As Volkswagen’s emission-cheating scandal grinds on, the controversy is threatening to undermine one of VW Group’s most critical brands: Audi.
The damage is especially apparent in the US, where the cheating scandal first broke.
In the American market, the VW comeback story has been a disaster — VW has less than 3% market share and trails global rivals such as GM and Toyota by a wide margin.
Audi, by contrast, has been a great success: after decades of Mercedes, BMW, and Toyota’s Lexus brand dominating the so-called “Tier 1” luxury market, Audi had crashed the party and is now effectively the fourth member of that exclusive club.

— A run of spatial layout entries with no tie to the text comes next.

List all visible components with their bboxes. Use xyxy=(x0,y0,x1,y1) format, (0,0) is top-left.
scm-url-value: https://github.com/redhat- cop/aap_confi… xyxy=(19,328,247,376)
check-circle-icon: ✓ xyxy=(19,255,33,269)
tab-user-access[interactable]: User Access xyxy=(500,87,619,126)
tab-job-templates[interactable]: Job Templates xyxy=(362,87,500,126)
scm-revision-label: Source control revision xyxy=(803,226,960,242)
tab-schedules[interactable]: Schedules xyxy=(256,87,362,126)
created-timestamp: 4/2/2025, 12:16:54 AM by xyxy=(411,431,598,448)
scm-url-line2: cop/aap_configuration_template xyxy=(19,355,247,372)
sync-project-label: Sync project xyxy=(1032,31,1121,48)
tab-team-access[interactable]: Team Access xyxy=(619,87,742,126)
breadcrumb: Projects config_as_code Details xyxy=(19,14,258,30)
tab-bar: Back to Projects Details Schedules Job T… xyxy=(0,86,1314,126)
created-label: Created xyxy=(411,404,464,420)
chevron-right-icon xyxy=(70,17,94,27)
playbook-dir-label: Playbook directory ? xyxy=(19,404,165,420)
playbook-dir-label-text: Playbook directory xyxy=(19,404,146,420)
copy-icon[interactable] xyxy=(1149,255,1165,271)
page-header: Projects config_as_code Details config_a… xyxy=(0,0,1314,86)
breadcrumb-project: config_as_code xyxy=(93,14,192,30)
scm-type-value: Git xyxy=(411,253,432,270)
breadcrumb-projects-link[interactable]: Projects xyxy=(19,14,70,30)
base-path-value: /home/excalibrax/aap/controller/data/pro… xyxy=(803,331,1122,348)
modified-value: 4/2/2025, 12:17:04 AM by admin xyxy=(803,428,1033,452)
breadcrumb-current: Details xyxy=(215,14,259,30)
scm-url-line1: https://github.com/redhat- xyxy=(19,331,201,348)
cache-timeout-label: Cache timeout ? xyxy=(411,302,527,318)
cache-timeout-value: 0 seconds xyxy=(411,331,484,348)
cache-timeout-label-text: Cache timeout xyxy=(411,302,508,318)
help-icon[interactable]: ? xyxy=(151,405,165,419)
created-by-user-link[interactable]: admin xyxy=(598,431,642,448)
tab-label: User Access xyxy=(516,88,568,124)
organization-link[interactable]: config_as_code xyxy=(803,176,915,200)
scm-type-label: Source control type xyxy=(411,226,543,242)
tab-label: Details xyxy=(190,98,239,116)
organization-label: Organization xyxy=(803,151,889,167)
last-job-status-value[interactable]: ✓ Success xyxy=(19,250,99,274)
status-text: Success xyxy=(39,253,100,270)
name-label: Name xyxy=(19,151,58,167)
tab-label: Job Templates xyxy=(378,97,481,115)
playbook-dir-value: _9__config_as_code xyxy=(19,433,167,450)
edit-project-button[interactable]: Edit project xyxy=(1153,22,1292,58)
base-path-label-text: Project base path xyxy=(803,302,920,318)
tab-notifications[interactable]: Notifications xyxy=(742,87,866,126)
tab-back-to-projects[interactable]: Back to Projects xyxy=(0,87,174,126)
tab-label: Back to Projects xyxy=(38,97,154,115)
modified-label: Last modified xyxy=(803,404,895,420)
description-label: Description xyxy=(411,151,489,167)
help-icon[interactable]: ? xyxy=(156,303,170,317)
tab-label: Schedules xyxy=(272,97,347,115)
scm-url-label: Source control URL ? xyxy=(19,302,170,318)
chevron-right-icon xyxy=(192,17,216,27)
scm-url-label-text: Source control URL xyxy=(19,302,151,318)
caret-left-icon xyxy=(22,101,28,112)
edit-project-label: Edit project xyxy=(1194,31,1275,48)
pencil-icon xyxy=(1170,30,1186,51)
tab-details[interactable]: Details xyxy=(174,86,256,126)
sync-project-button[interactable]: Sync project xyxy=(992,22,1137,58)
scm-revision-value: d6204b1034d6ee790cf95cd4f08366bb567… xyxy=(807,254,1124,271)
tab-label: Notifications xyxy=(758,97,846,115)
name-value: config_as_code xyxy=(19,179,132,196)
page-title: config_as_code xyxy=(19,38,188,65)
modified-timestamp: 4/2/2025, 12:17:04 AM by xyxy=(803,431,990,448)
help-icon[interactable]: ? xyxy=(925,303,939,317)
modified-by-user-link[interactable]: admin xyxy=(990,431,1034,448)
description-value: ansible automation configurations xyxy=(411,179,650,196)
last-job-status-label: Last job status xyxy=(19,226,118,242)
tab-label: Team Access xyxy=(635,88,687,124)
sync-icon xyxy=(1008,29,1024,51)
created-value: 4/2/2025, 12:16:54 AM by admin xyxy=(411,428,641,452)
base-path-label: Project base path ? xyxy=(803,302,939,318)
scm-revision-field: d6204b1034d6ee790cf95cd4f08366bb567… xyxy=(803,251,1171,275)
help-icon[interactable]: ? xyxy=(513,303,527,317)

This has been a boon for VW because luxury cars, and especially luxury crossovers and SUVs, can deliver substantially higher profits to a car maker than the sort of mass-market vehicles that are VW’s bread-and-butter.
Earnings from Audi are critical for Volkswagen to weather the emissions-cheating scandal. Europe’s biggest carmaker is facing billions of euros in costs triggered by its admission eight months ago to manipulating millions of diesel-powered cars to pass emissions tests. As part of the fallout from the scandal, Audi will recall about 2.3 million cars, about a fifth of the total affected worldwide. The upscale brand was also responsible for developing one of the engines that U.S. authorities say breach emission rules.
Fortunately for Audi, the number of diesels it sold in the US is fairly small, so the brand is unlikely to be profoundly damaged in a region where its progress has been spectacular.